I am sitting on a wooden bench, looking out
At the lake through a tall screen of evergreens,
Or rather, looking out across the plane of the lake,
Seeing the light shaking upon the water
As if it were a shimmering of heat.
Yesterday, when I sat here, it was the same,
The same displaced out-of-season effect.
Seen twice it seemed a truth was being told.
Some of the trees I can see across the lake
Have begun to change, but it is as if the air
Had entirely given itself over to summer,
With the intention of denying its own proper nature.

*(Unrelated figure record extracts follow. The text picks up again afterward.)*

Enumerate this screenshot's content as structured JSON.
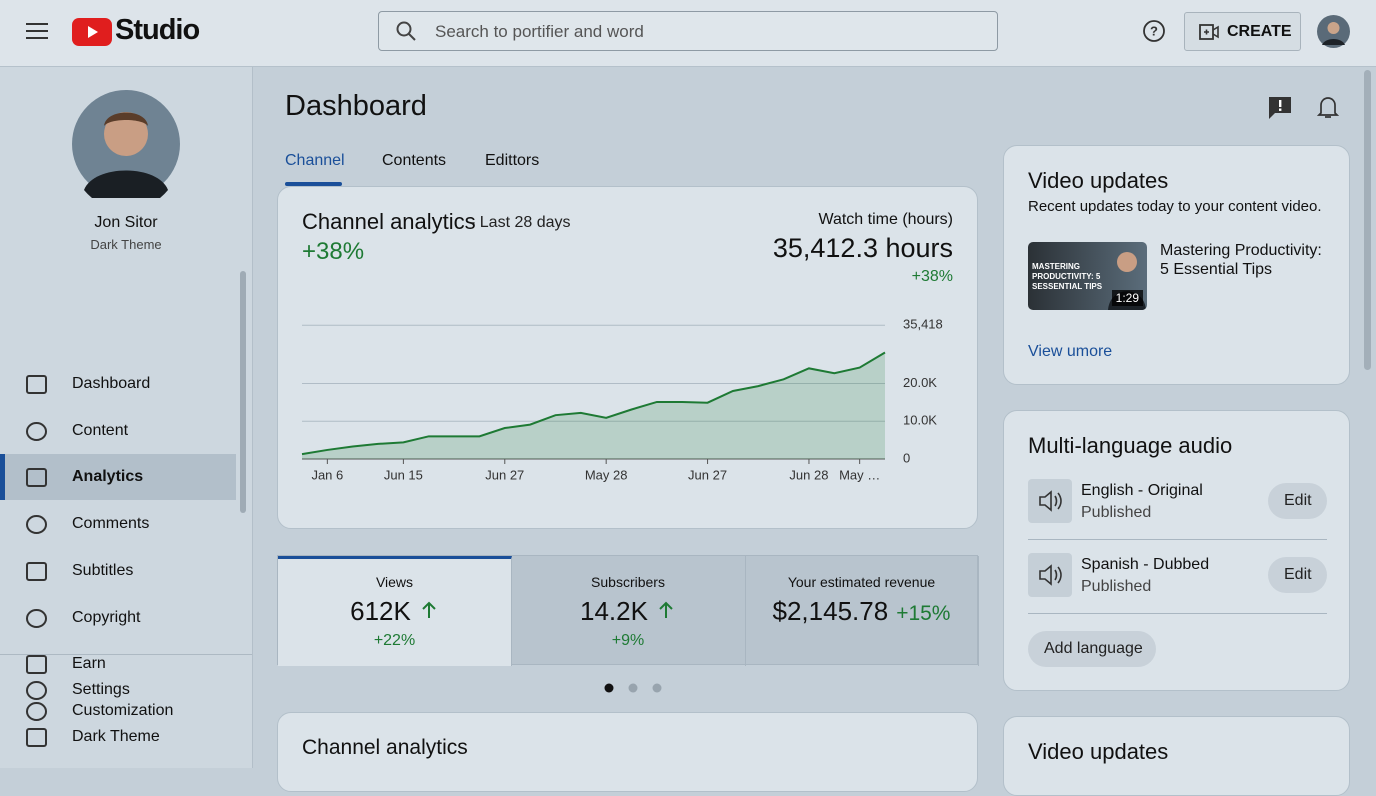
{
  "header": {
    "logo": "Studio",
    "search_placeholder": "Search to portifier and word",
    "create": "CREATE"
  },
  "sidebar": {
    "name": "Jon Sitor",
    "subtitle": "Dark Theme",
    "nav": [
      "Dashboard",
      "Content",
      "Analytics",
      "Comments",
      "Subtitles",
      "Copyright",
      "Earn",
      "Customization"
    ],
    "bottom": [
      "Settings",
      "Dark Theme"
    ]
  },
  "page_title": "Dashboard",
  "tabs": [
    "Channel",
    "Contents",
    "Edittors"
  ],
  "analytics_card": {
    "title": "Channel analytics",
    "period": "- Last 28 days",
    "change": "+38%",
    "watch_label": "Watch time (hours)",
    "watch_value": "35,412.3 hours",
    "watch_change": "+38%"
  },
  "chart_data": {
    "type": "line",
    "categories": [
      null,
      "Jan 6",
      null,
      null,
      "Jun 15",
      null,
      null,
      null,
      "Jun 27",
      null,
      null,
      null,
      "May 28",
      null,
      null,
      null,
      "Jun 27",
      null,
      null,
      null,
      "Jun 28",
      null,
      "May …",
      null
    ],
    "series": [
      {
        "color": "#1e7a34",
        "values": [
          1300,
          2400,
          3300,
          4000,
          4400,
          6000,
          6000,
          6000,
          8200,
          9100,
          11600,
          12200,
          10900,
          13100,
          15100,
          15100,
          14900,
          18000,
          19300,
          21100,
          24000,
          22700,
          24200,
          28200
        ]
      }
    ],
    "ylim": [
      0,
      36000
    ],
    "yticks": [
      0,
      {
        "value": 10000,
        "label": "10.0K"
      },
      {
        "value": 20000,
        "label": "20.0K"
      },
      {
        "value": 35418,
        "label": "35,418"
      }
    ],
    "grid": true
  },
  "stats": [
    {
      "label": "Views",
      "value": "612K",
      "change": "+22%"
    },
    {
      "label": "Subscribers",
      "value": "14.2K",
      "change": "+9%"
    },
    {
      "label": "Your estimated revenue",
      "value": "$2,145.78",
      "change": "+15%"
    }
  ],
  "second_card": {
    "title": "Channel analytics"
  },
  "video_updates": {
    "title": "Video updates",
    "subtitle": "Recent updates today to your content video.",
    "video_title": "Mastering Productivity: 5 Essential Tips",
    "thumb_text": "MASTERING PRODUCTIVITY: 5 SESSENTIAL TIPS",
    "duration": "1:29",
    "link": "View umore"
  },
  "audio": {
    "title": "Multi-language audio",
    "tracks": [
      {
        "name": "English - Original",
        "status": "Published",
        "action": "Edit"
      },
      {
        "name": "Spanish - Dubbed",
        "status": "Published",
        "action": "Edit"
      }
    ],
    "add": "Add language"
  },
  "video_updates_2": {
    "title": "Video updates"
  }
}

There is a breeze perfectly steady and persistent
Blowing in toward shore from the other side
Or from the world beyond the other side.
The mild sound of the little tapping waves
The breeze has caused—there’s something infantile
About it, a baby at the breast. The light
Is moving and not moving upon the water.
The breeze picks up slightly but still steadily,
The increase in the breeze becomes the mild
Dominant event, compelling with sweet oblivious
Authority alterations in light and shadow,
Alterations in the light of the sun on the water,
Which becomes at once denser and more quietly
Excited, like a concentration of emotions
That had been dispersed and scattered and now were not.
Then there’s the mitigation of the shadow of a cloud,
Phrases and even sentences are written,
But because of the breeze, and the turning of the year,
And the sense that this lake water, as it is being
Experienced on a particular day, comes from
Some source somewhere, beneath, within, itself,
Or from somewhere else, nearby, a spring, a brook,
Its pure origination somewhere else,
It is like an idea for a poem not yet written
And maybe never to be completed, because
The surface of the page is like lake water,
That takes back what is written on its surface,
And all my language about the lake and its
Emotions or its sweet obliviousness,
Or even its being like an origination,
Is all erased with the changing of the breeze
Or because of the heedless passing of a cloud. When, moments after she died, I looked into
Her face, it was as untelling as something natural,
A lake, say, the surface of it unreadable,
Its sources of meaning unrndable anymore.
Her mouth was open as if she had something to say;
But maybe my saying so is a figure of speech.

I’d like to read this poem several more times. Wow, that ending!